The Court has made clear that Article 53 does not compel it to examine the accuracy of a party’s factual submissions ‘in all their details’.Footnote 169 This suggests that while the Court would be well-advised to subject third-party fact-findings reports to the type of scrutiny outlined above, a non-appearing party ‘to some extent forfeits the opportunity to counter the factual allegations of the respective opponent’.Footnote 170 By definition, a non-appearing party cannot rebut whatever prima facie case a fact-finding report might establish, which opens the door to the Court crediting such materials. (In practical terms, this could operate just as if the non-appearing party had refused to cooperate with a request by the Court to address the facts set out in a report, leading the Court to draw an adverse inference.) The Court should not shy away from this possibility, so long as it has adequately ‘stress-tested’ the fact-finding report itself. At the same time, the Court cannot reasonably be expected to identify every possible shortcoming in a fact-finding body’s report, especially since certain errors or misapprehensions might be knowable only by the party that has, in essence, forfeited its right to raise those challenges.
5. Conclusion
This article has made the case that the indicia currently used by the Court to establish the credibility and value of inquiry body reports are unsatisfactory and not always applied in consistent or coherent ways. With a view to bolstering the persuasive authority of its own decisions, the Court could do more to demonstrate that it is not taking a purely intuitive or deferential approach to these materials. But this requires the Court to engage proactively with how inquiry bodies go about their work. To be clear, the argument is not that the ICJ should reject third-party fact-finding or hold such reports to an impossible standard, but rather that the Court’s credibility and the weight of its decisions demands more dynamic engagement. This extends to dealing with ill-founded or politically motivated criticisms of third-party fact-findings that, if not addressed, may undermine the Court’s work.

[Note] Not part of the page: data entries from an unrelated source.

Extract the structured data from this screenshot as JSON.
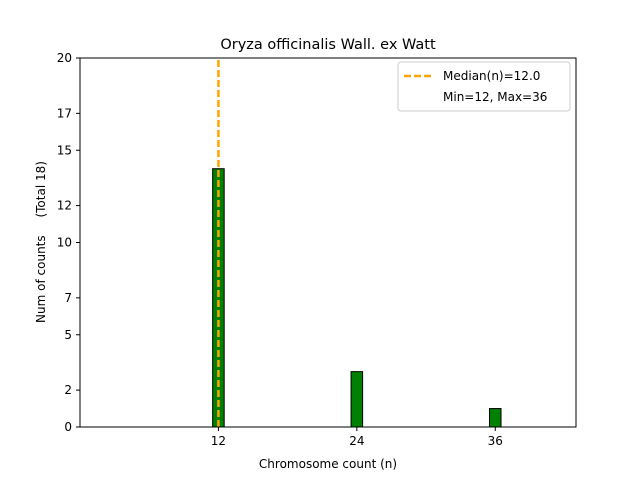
{
  "chart_data": {
    "type": "bar",
    "title": "Oryza officinalis Wall. ex Watt",
    "xlabel": "Chromosome count (n)",
    "ylabel": "Num of counts",
    "ylabel_note": "(Total 18)",
    "x": [
      12,
      24,
      36
    ],
    "values": [
      14,
      3,
      1
    ],
    "xticks": [
      12,
      24,
      36
    ],
    "yticks": [
      0,
      2,
      5,
      7,
      10,
      12,
      15,
      17,
      20
    ],
    "xlim": [
      0,
      43
    ],
    "ylim": [
      0,
      20
    ],
    "bar_width": 1,
    "bar_color": "#008000",
    "bar_edge_color": "#000000",
    "median": 12.0,
    "median_color": "#FFA500",
    "legend": {
      "position": "top-right",
      "entries": [
        "Median(n)=12.0",
        "Min=12, Max=36"
      ]
    },
    "grid": false
  }
}
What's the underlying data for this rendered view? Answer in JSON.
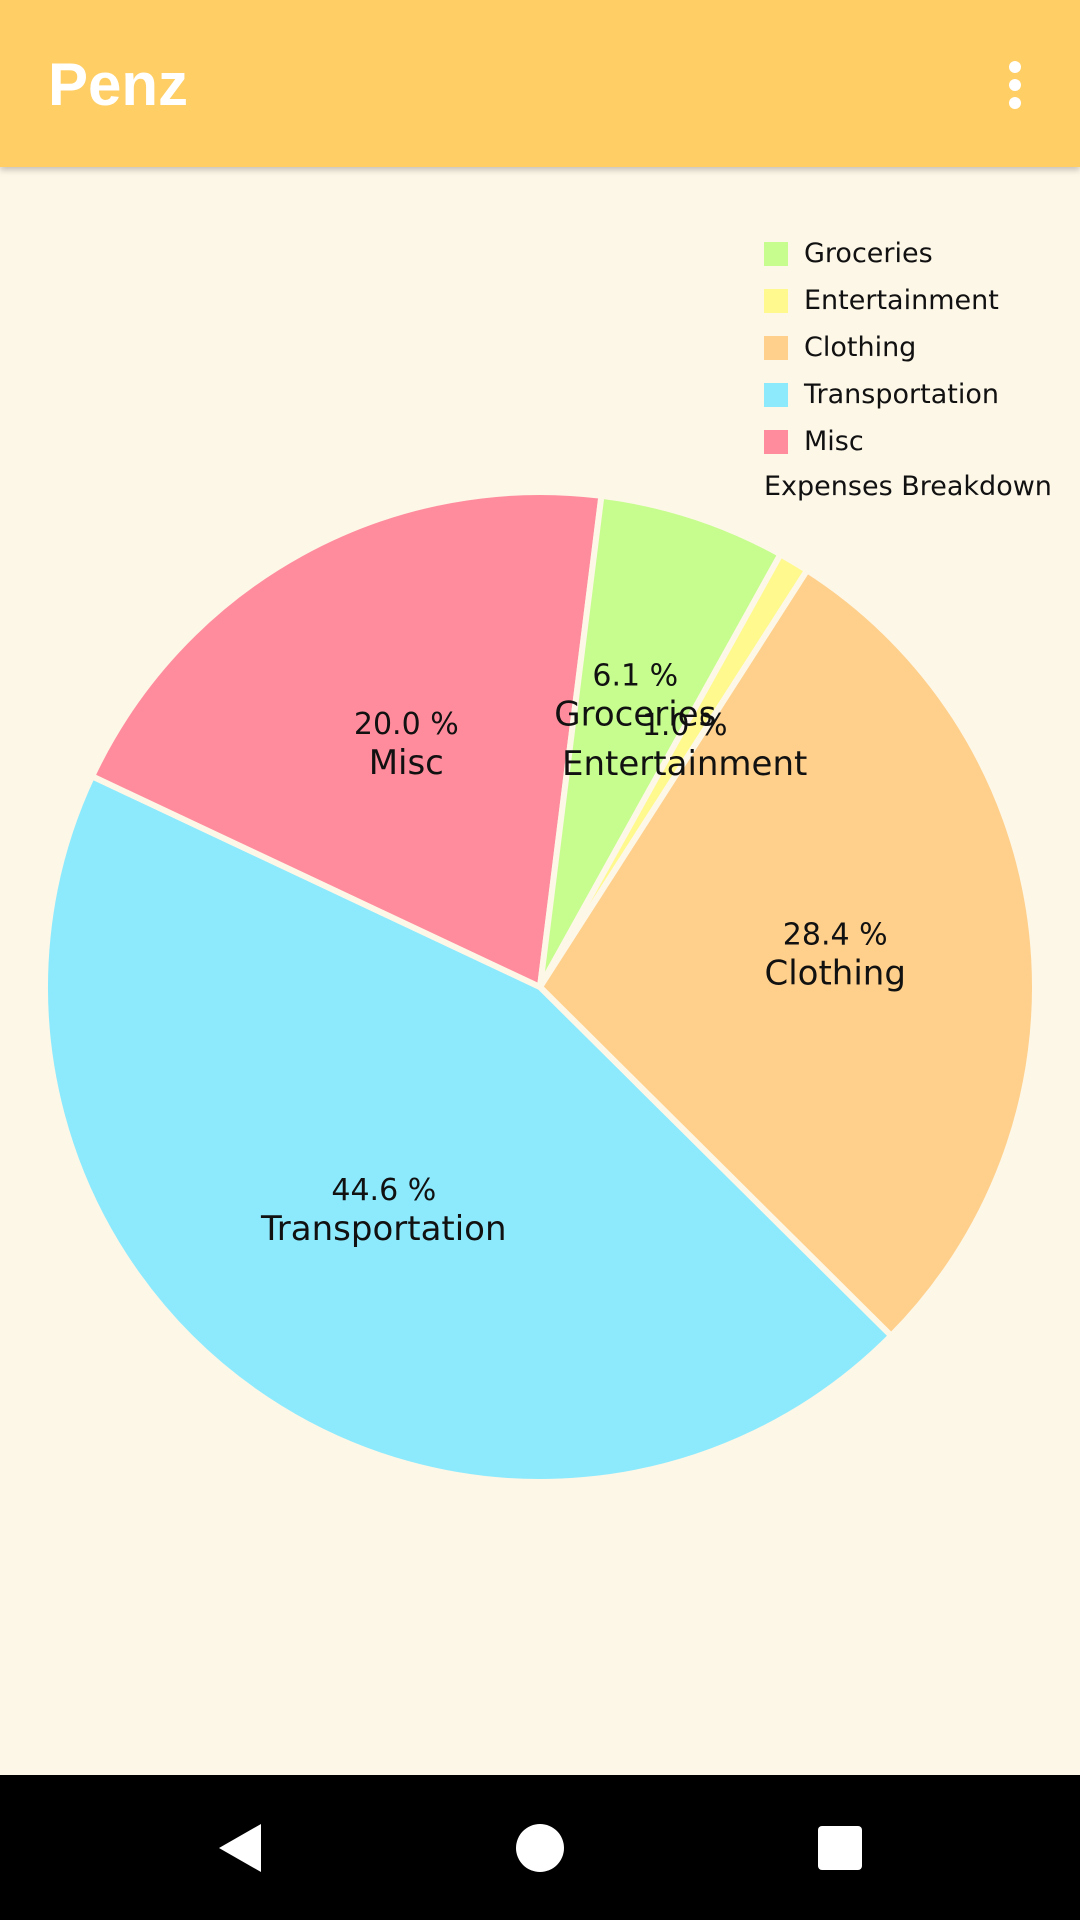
{
  "app": {
    "title": "Penz",
    "overflow_icon": "more-vert-icon"
  },
  "colors": {
    "appbar": "#FFCE64",
    "background": "#FDF7E8",
    "navbar": "#000000"
  },
  "legend": {
    "items": [
      {
        "label": "Groceries",
        "color": "#C6FD8E"
      },
      {
        "label": "Entertainment",
        "color": "#FFF98E"
      },
      {
        "label": "Clothing",
        "color": "#FFD08C"
      },
      {
        "label": "Transportation",
        "color": "#8DEAFD"
      },
      {
        "label": "Misc",
        "color": "#FF8C9D"
      }
    ],
    "description": "Expenses Breakdown"
  },
  "chart_data": {
    "type": "pie",
    "title": "",
    "description": "Expenses Breakdown",
    "legend_position": "top-right",
    "slices": [
      {
        "label": "Groceries",
        "value": 6.1,
        "value_label": "6.1 %",
        "color": "#C6FD8E"
      },
      {
        "label": "Entertainment",
        "value": 1.0,
        "value_label": "1.0 %",
        "color": "#FFF98E"
      },
      {
        "label": "Clothing",
        "value": 28.4,
        "value_label": "28.4 %",
        "color": "#FFD08C"
      },
      {
        "label": "Transportation",
        "value": 44.6,
        "value_label": "44.6 %",
        "color": "#8DEAFD"
      },
      {
        "label": "Misc",
        "value": 20.0,
        "value_label": "20.0 %",
        "color": "#FF8C9D"
      }
    ]
  },
  "navbar": {
    "back_icon": "back-triangle-icon",
    "home_icon": "home-circle-icon",
    "recents_icon": "recents-square-icon"
  }
}
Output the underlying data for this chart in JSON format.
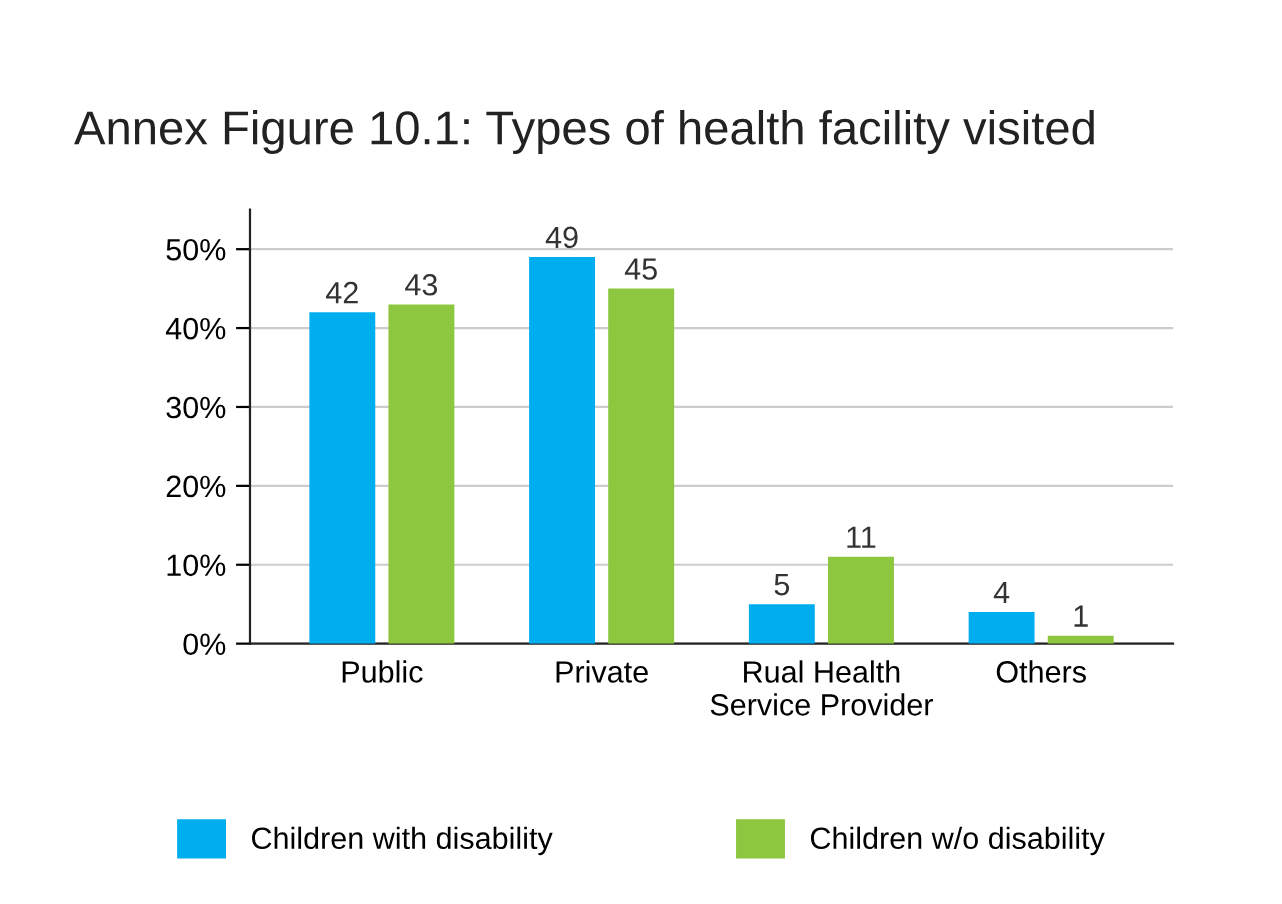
{
  "chart_data": {
    "type": "bar",
    "title": "Annex Figure 10.1: Types of health facility visited",
    "categories": [
      "Public",
      "Private",
      "Rual Health\nService Provider",
      "Others"
    ],
    "series": [
      {
        "name": "Children with disability",
        "color": "#00aeef",
        "values": [
          42,
          49,
          5,
          4
        ]
      },
      {
        "name": "Children w/o disability",
        "color": "#8dc63f",
        "values": [
          43,
          45,
          11,
          1
        ]
      }
    ],
    "ylim": [
      0,
      55
    ],
    "yticks": [
      {
        "value": 0,
        "label": "0%"
      },
      {
        "value": 10,
        "label": "10%"
      },
      {
        "value": 20,
        "label": "20%"
      },
      {
        "value": 30,
        "label": "30%"
      },
      {
        "value": 40,
        "label": "40%"
      },
      {
        "value": 50,
        "label": "50%"
      }
    ],
    "grid": "y",
    "legend": "bottom",
    "data_labels": true
  }
}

This study also suggests the need for research into the possible negative implications of a world in which damning reports by inquiry bodies or other UN entities precede judgments by the ICJ or other international courts and tribunals that fail to match expectations, as in the 2024 judgment in Ukraine v. Russia. This goes less to the weight that courts should attribute to fact-finding reports, however, and more to the disconnect between the non-binding ‘judgment’ that an inquiry body’s report may reflect and the very different judgment that an international court may deliver. Inquiry bodies do not necessarily pursue the same goals or serve the same function as international courts.Footnote 171 For this reason, inquiry body reports may create unrealistic expectations about litigation outcomes. It is conceivable that inquiry body practice – and the extensive reliance on inquiry body reports by civil society actors and states in relation to some ICJ proceedings – risks exacerbating broader concerns with strategic litigation at the international level, including the prospect of incoherence among different sources of authority and related threats of disenchantment with international law and backlash against international courts. Whether these are serious concerns, and whether they can be addressed by international courts seeking to achieve greater coherence in how they engage with third-party fact-finding, merits continuing scrutiny.